You don’t have to make it look like you have it all together.

 

We’ve been home – like really home – for months now. Violet finished her last month of treatment here, meaning we haven’t been back to BC Children’s for almost six weeks. Violet returned to school, joined Girl Guides, and even went for a two-night sleepover tent camp in the bush without her mother. She’s slept in the trailer, floated in the lake, took a boat ride, and rode a horse. She has milked this summer for every inch of joy she could manage.

 

We’ve almost forgotten all about that sterile world inside those walls.

 

But of course, there’s the line in her chest that needs to be flushed each day. There have been medications to take. There have been dressings to change. And there have been upcoming scans to discuss.

 

And there are friends that we’ve made during our journey that are still in the thick of the battle. Despite keeping my head down, my heart is spread out all over the place and deeply embedded in the stories and challenges of all of those precious kids and their families.

 

We are still in between worlds, although it’s been easier to lean into the one outside of the hospital lately rather than within. On the other hand, my total faith that we have beaten this and that everything from now on is a technicality gets challenged sometimes, and when it does, it is like a backdraft, suddenly sucking all the oxygen from the room and exploding into a concentrated fire of fear.

 

What if I’m wrong? What if we have to start all over again? What if I’ve been full of shit this whole time, and one ugly mark on a scan will tear down these walls and leave me an exposed, aching agony of despair?

 

But here’s the thing. Life can be made up of what-ifs if you let it. There is always the option to fall apart. In this scenario, no one would blame me if I went down that road.

 

No one would fault me if I let these scans scare the shit right out of me. And even if they did, I wouldn’t. There is data – all kinds of it – and evidence all around us to back up any possible paranoia I might have about this disease returning and taking us right back to square one.

 

But what if she is winning? What if my heart knew all along?
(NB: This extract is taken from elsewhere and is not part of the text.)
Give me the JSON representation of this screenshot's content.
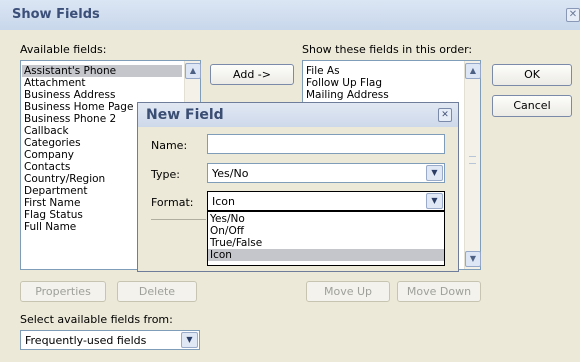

What if the power of positivity and community and love did conquer all this time? What if there is a happy ending?

 

Here’s the truth about me – I believe in happy endings. In fact, I think that’s all there is if you give things enough time. I think it’s all about patience. It’s all timing. It’s all about waiting for the punch line, so to speak.

 

That goes for everything, in my opinion. Even the most awful, unimaginable, ugly shit turns into something meaningful – something beautiful – if you give it enough time to settle and integrate and find its place. We can lose jobs, lose homes, lose people we love. But if we aren’t in a rush, those things find their place, too. Things work out. They do. They just always do, somehow.

 

That’s my story and I’m sticking to it. Unless that bomb explodes and I’m left with mud all over my face. Or tears. Or whatever happens when people fall apart (tears is a good start). But that will be ok, too. If it happens. And for now, I’ll stick to keeping the faith. Even if it’s slightly hued with its fair share of doubt and anxiety.